While there is no official word yet, the rumors are that there will still be live performances of the nominated shows, either live streamed or pre-recorded. “It’s the right way to go,” Douglas Lyons, an actor, playwright, and WGA member who has his feet in both Broadway and TV/film, told Observer. Lyons is a writer for Apple TV’s Fraggle Rock, as well as a Broadway playwright (Chicken and Biscuits) and actor, currently in Parade, which is nominated for six Tonys, including Best Revival.
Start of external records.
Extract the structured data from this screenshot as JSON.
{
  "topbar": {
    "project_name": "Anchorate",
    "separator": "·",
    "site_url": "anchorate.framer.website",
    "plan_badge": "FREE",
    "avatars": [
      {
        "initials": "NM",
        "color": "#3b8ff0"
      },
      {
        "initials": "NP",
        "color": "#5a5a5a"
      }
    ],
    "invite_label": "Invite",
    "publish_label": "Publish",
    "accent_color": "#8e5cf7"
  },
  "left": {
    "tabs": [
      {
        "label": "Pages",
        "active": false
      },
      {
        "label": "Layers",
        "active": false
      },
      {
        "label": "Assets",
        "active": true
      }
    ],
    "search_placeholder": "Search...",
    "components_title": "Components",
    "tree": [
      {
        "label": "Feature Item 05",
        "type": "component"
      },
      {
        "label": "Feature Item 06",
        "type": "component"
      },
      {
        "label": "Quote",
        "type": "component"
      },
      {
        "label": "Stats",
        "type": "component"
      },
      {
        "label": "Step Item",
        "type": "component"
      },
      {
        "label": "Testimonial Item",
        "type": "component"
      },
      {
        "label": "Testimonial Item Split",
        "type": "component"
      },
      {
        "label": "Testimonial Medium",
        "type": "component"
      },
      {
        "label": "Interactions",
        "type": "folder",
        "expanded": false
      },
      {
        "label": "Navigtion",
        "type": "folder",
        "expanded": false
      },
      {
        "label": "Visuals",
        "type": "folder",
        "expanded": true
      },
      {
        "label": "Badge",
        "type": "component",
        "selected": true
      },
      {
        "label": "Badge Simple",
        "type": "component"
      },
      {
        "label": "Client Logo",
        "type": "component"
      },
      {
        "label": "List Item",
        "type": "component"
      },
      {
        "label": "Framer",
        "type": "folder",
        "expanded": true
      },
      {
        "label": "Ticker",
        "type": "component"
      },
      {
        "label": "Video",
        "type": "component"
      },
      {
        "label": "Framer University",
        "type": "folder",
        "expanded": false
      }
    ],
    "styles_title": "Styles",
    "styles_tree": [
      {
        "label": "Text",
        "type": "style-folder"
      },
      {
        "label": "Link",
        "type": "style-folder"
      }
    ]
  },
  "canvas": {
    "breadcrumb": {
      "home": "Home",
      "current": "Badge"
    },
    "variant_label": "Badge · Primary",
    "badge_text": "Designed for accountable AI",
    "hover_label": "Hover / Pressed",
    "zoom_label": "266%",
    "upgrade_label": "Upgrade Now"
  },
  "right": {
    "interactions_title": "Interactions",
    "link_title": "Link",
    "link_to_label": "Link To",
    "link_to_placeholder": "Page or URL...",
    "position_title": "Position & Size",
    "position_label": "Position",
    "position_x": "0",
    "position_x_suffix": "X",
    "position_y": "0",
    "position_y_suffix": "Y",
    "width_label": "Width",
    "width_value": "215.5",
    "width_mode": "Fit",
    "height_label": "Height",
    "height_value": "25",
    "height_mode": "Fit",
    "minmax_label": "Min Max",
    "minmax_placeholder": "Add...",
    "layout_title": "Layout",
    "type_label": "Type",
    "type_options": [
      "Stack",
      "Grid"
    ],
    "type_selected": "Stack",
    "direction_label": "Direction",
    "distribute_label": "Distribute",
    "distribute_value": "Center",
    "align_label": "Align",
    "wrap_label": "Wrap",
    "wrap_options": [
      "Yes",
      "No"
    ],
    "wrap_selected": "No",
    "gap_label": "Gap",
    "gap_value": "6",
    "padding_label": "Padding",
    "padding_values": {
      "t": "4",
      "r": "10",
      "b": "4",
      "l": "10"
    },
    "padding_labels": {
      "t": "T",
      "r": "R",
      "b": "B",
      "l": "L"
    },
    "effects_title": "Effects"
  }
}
Lyons says, “I think Broadway is in desperate need of the Tony Awards. It’s tradition. It’s the one intersection of the WGA and Broadway. The WGA not participating but also making space for the Broadway community to have this very important night is the perfect way forward.”
Without scripted material and host-led intro and closing performances, the broadcast on June 11 might be more of a “press conference” style, which names the winners and lets them give acceptance speeches. This could be a boon for the WGA if winners mention the strike in their speeches and would not require any “writing” from anyone.
However, the lack of a fully-scripted broadcast may affect viewership and future ticket sales. “Viewers are used to pre-recorded comedy shows, variety hours, etc—and the thrill of live acceptance speeches remains,” says Katharine Quinn, New York-based theater creative and writing associate on Shucked on Broadway, which is nominated for nine Tony awards including Best Musical. She also partnered and worked with Marathon Digital, the digital marketing team working on Shucked and other Broadway productions.
These showcases provide the additional publicity to the shows currently running to keep the lights on. “It’s a big commercial,” says Lyons.
In the best revival category, Into the Woods is a front-runner. Yet this production is no longer on Broadway, so a win would potentially increase tour ticket sales but do nothing for New York theater. However, if the other revival shows were able to perform, even if they didn’t win, viewers deciding on what shows to buy tickets for this season would have a better idea if they’re up for Sweeney Todd’s dark parable, Parade’s heartbreaking historical drama or Camelot’s romantic classic. Lyons said this happened in 2014 when he was in the Original Cast of Beautiful. The show didn’t take home Best Musical but, “won the night as far as the amount of ticket sales that came out of that performance.”
The problem of marketing Broadway
The Tonys remain the primary way shows advertise to tourists and anyone who isn’t a theater insider. The live performances and spectacle of the Tonys, and the announcement of the year’s winners, dictate much of the summer tourist season and beyond. Shows can shutter without the publicity and acclaim of a Tony, as evidenced by the closing dates of Bad Cinderella and Bob Fosse Dancin’ being announced shortly after they failed to receive nominations.
However, much of the theater-going population doesn’t actually watch the Tonys, which had an all-time low viewership following the pandemic. Lately, shows like Moulin Rouge, Shucked and Parade have seen increased engagement with potential audiences after successful social media campaigns.
“Musical theater has infiltrated pop culture in a material way that it hasn’t since the 1960s and prior; we should capitalize on that,” says Quinn. “Hopefully, audiences will start trending younger as a result.”
The strike and its influence on the Broadway community might be a good thing in the long run.
“Times are a-changin’, and I think Broadway might want to catch up so the Tony Awards aren’t the end-all-be-all of people knowing about the new work in New York,” says Lyons. He predicts this year’s shake up will ultimately change and “expand the way we commercialize Broadway and how we reach out to people.”
In a season still failing to meet (much less exceed) financial gains in pre-pandemic years, Broadway can use all the help it can get. There is no perfect solution, but all parties hope for an end to the WGA strike. Unfortunately, studios and networks haven’t yet budged in their negotiations, and writers are nowhere closer to getting paid fairly for their work. As long as that’s the case, the ripples of the strike will continue to spread beyond the realm of TV and film.